Tanrı'nın insanlıkla ilk konuşması: Bitki yiyin!

Ve Allah dedi: İşte, bütün yeryüzünde tohum veren her otu ve tohum veren bir ağaçtan meyve veren her ağacı size verdim; – sen [bu] yiyecek olacaksın. (Yaratılış 1:29) Tevrat'a göre Tanrı'nın Adem ve Havva ile ilk konuşmasında insanlardan vejeteryan olmalarını istemiş olmasında hiçbir çelişki yoktur.
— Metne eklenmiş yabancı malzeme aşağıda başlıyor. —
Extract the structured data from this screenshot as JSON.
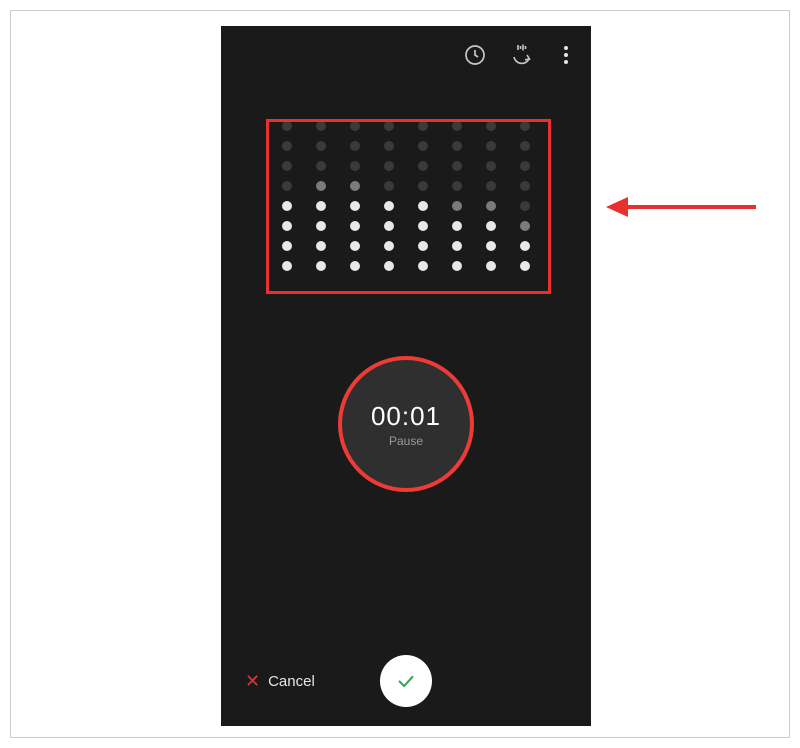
{
  "toolbar": {
    "history_icon": "history-icon",
    "convert_icon": "convert-icon",
    "menu_icon": "more-menu-icon"
  },
  "visualizer": {
    "columns": [
      {
        "levels": [
          "dim",
          "dim",
          "dim",
          "dim",
          "bright",
          "bright",
          "bright",
          "bright"
        ]
      },
      {
        "levels": [
          "dim",
          "dim",
          "dim",
          "mid",
          "bright",
          "bright",
          "bright",
          "bright"
        ]
      },
      {
        "levels": [
          "dim",
          "dim",
          "dim",
          "mid",
          "bright",
          "bright",
          "bright",
          "bright"
        ]
      },
      {
        "levels": [
          "dim",
          "dim",
          "dim",
          "dim",
          "bright",
          "bright",
          "bright",
          "bright"
        ]
      },
      {
        "levels": [
          "dim",
          "dim",
          "dim",
          "dim",
          "bright",
          "bright",
          "bright",
          "bright"
        ]
      },
      {
        "levels": [
          "dim",
          "dim",
          "dim",
          "dim",
          "mid",
          "bright",
          "bright",
          "bright"
        ]
      },
      {
        "levels": [
          "dim",
          "dim",
          "dim",
          "dim",
          "mid",
          "bright",
          "bright",
          "bright"
        ]
      },
      {
        "levels": [
          "dim",
          "dim",
          "dim",
          "dim",
          "dim",
          "mid",
          "bright",
          "bright"
        ]
      }
    ]
  },
  "recorder": {
    "time": "00:01",
    "state_label": "Pause"
  },
  "bottom": {
    "cancel_label": "Cancel"
  },
  "colors": {
    "accent_red": "#ef3b36",
    "annotation_red": "#e8312e",
    "confirm_green": "#3aa757",
    "bg_dark": "#1a1a1a"
  }
}
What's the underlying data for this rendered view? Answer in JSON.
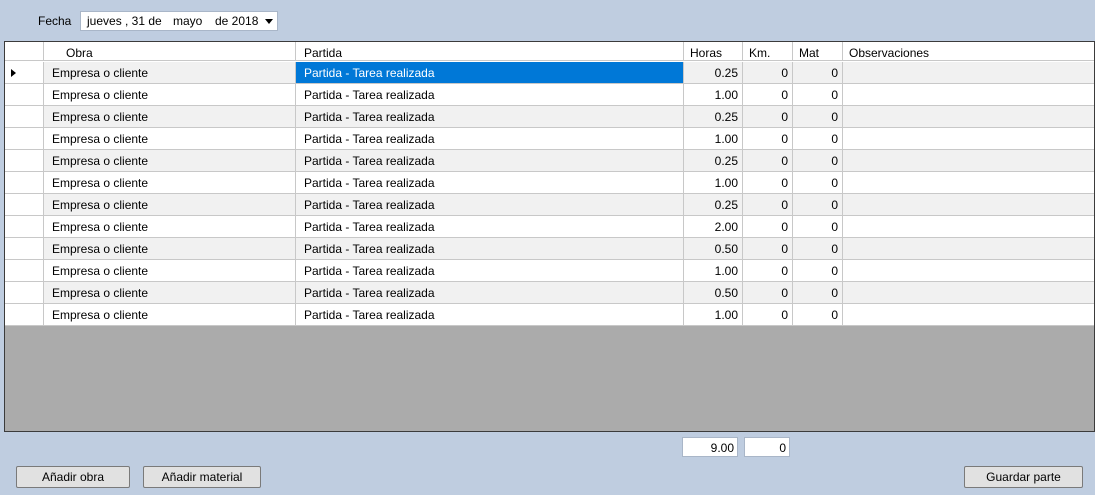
{
  "header": {
    "fecha_label": "Fecha",
    "date": {
      "weekday": "jueves",
      "day": ", 31 de",
      "month": "mayo",
      "year": "de 2018"
    }
  },
  "grid": {
    "columns": [
      "Obra",
      "Partida",
      "Horas",
      "Km.",
      "Mat",
      "Observaciones"
    ],
    "rows": [
      {
        "obra": "Empresa o cliente",
        "partida": "Partida - Tarea realizada",
        "horas": "0.25",
        "km": "0",
        "mat": "0",
        "obs": ""
      },
      {
        "obra": "Empresa o cliente",
        "partida": "Partida - Tarea realizada",
        "horas": "1.00",
        "km": "0",
        "mat": "0",
        "obs": ""
      },
      {
        "obra": "Empresa o cliente",
        "partida": "Partida - Tarea realizada",
        "horas": "0.25",
        "km": "0",
        "mat": "0",
        "obs": ""
      },
      {
        "obra": "Empresa o cliente",
        "partida": "Partida - Tarea realizada",
        "horas": "1.00",
        "km": "0",
        "mat": "0",
        "obs": ""
      },
      {
        "obra": "Empresa o cliente",
        "partida": "Partida - Tarea realizada",
        "horas": "0.25",
        "km": "0",
        "mat": "0",
        "obs": ""
      },
      {
        "obra": "Empresa o cliente",
        "partida": "Partida - Tarea realizada",
        "horas": "1.00",
        "km": "0",
        "mat": "0",
        "obs": ""
      },
      {
        "obra": "Empresa o cliente",
        "partida": "Partida - Tarea realizada",
        "horas": "0.25",
        "km": "0",
        "mat": "0",
        "obs": ""
      },
      {
        "obra": "Empresa o cliente",
        "partida": "Partida - Tarea realizada",
        "horas": "2.00",
        "km": "0",
        "mat": "0",
        "obs": ""
      },
      {
        "obra": "Empresa o cliente",
        "partida": "Partida - Tarea realizada",
        "horas": "0.50",
        "km": "0",
        "mat": "0",
        "obs": ""
      },
      {
        "obra": "Empresa o cliente",
        "partida": "Partida - Tarea realizada",
        "horas": "1.00",
        "km": "0",
        "mat": "0",
        "obs": ""
      },
      {
        "obra": "Empresa o cliente",
        "partida": "Partida - Tarea realizada",
        "horas": "0.50",
        "km": "0",
        "mat": "0",
        "obs": ""
      },
      {
        "obra": "Empresa o cliente",
        "partida": "Partida - Tarea realizada",
        "horas": "1.00",
        "km": "0",
        "mat": "0",
        "obs": ""
      }
    ]
  },
  "totals": {
    "horas": "9.00",
    "km": "0"
  },
  "buttons": {
    "add_obra": "Añadir obra",
    "add_material": "Añadir material",
    "save": "Guardar parte"
  },
  "colors": {
    "background": "#bfcde0",
    "selection": "#0078d7",
    "grid_empty": "#ababab"
  }
}
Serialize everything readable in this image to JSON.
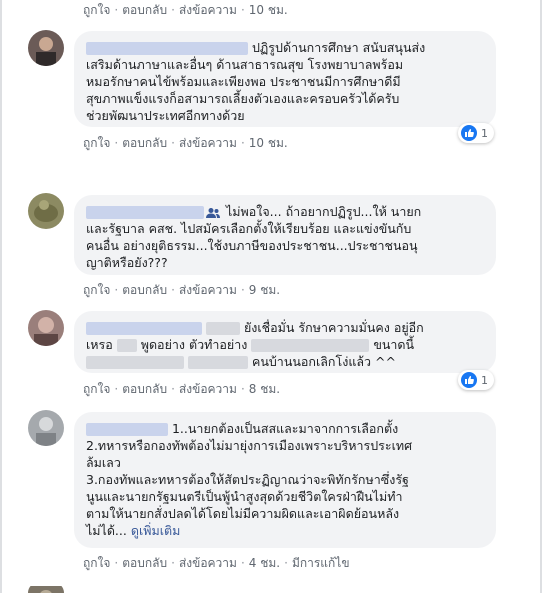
{
  "actions": {
    "like": "ถูกใจ",
    "reply": "ตอบกลับ",
    "message": "ส่งข้อความ",
    "see_more": "ดูเพิ่มเติม",
    "edited": "มีการแก้ไข"
  },
  "comments": [
    {
      "time": "10 ชม."
    },
    {
      "lines": [
        "ปฏิรูปด้านการศึกษา สนับสนุนส่ง",
        "เสริมด้านภาษาและอื่นๆ ด้านสาธารณสุข โรงพยาบาลพร้อม",
        "หมอรักษาคนไข้พร้อมและเพียงพอ ประชาชนมีการศึกษาดีมี",
        "สุขภาพแข็งแรงก็อสามารถเลี้ยงตัวเองและครอบครัวได้ครับ",
        "ช่วยพัฒนาประเทศอีกทางด้วย"
      ],
      "reactions": "1",
      "time": "10 ชม."
    },
    {
      "lines": [
        "ไม่พอใจ... ถ้าอยากปฏิรูป...ให้ นายก",
        "และรัฐบาล คสช. ไปสมัครเลือกตั้งให้เรียบร้อย และแข่งขันกับ",
        "คนอื่น อย่างยุติธรรม...ใช้งบภาษีของประชาชน...ประชาชนอนุ",
        "ญาติหรือยัง???"
      ],
      "time": "9 ชม."
    },
    {
      "lines": [
        "ยังเชื่อมั่น รักษาความมั่นคง อยู่อีก",
        "เหรอ",
        "พูดอย่าง ตัวทำอย่าง",
        "ขนาดนี้",
        "คนบ้านนอกเลิกโง่แล้ว ^^"
      ],
      "reactions": "1",
      "time": "8 ชม."
    },
    {
      "lines": [
        "1..นายกต้องเป็นสสและมาจากการเลือกตั้ง",
        "2.ทหารหรือกองทัพต้องไม่มายุ่งการเมืองเพราะบริหารประเทศ",
        "ล้มเลว",
        "3.กองทัพและทหารต้องให้สัตประฏิญาณว่าจะพิทักรักษาซึ่งรัฐ",
        "นูนและนายกรัฐมนตรีเป็นพู้นำสูงสุดด้วยชีวิตใครฝ่าฝืนไม่ทำ",
        "ตามให้นายกสั่งปลดได้โดยไม่มีความผิดและเอาผิดย้อนหลัง",
        "ไม่ได้..."
      ],
      "time": "4 ชม."
    }
  ]
}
Aslında Allah insanlara hayvanlar üzerinde “egemenlik” verdikten hemen sonra bazı talimatlar vermiştir. “Hâkimiyet”in yemek için öldürmek anlamına gelmediği açıktır.

13. yüzyılın büyük Yahudi filozofu Nachmanides, Tanrı'nın eti ideal beslenme düzeninden neden dışladığını açıkladı: "Canlılar," diye yazıyor Nachmanides, "onları zeka sahibi (insan) olanlara benzer kılan bir ruha ve belirli bir ruhsal üstünlüğe sahiptirler. kendi esenliklerini ve yiyeceklerini etkileme gücüne sahiptirler ve acıdan ve ölümden kurtulurlar.”

Bir başka büyük ortaçağ bilgesi, Haham Yosef Albo, başka bir neden sundu. Haham Albo şunları yazdı: “Hayvanların öldürülmesi gaddarlığı, öfkeyi ve masumların kanının dökülmesine alışmayı ima eder.”

Beslenmeyle ilgili talimatların hemen ardından, Tanrı emeklerinin sonuçlarına baktı ve bunun “çok iyi” olduğunu gördü (Yaratılış 1:31). Evrendeki her şey Tanrı'nın istediği gibiydi, hiçbir şey gereksiz, hiçbir şey eksik, tam bir uyum içindeydi. Vejetaryenlik de bu uyumun bir parçasıydı.

Bugün, en ünlü hahamlardan bazıları, Tevrat ideallerine uygun olarak vejeteryanlardır. Artı, vejeteryan olmak koşer yemek yemenin en kolay yoludur.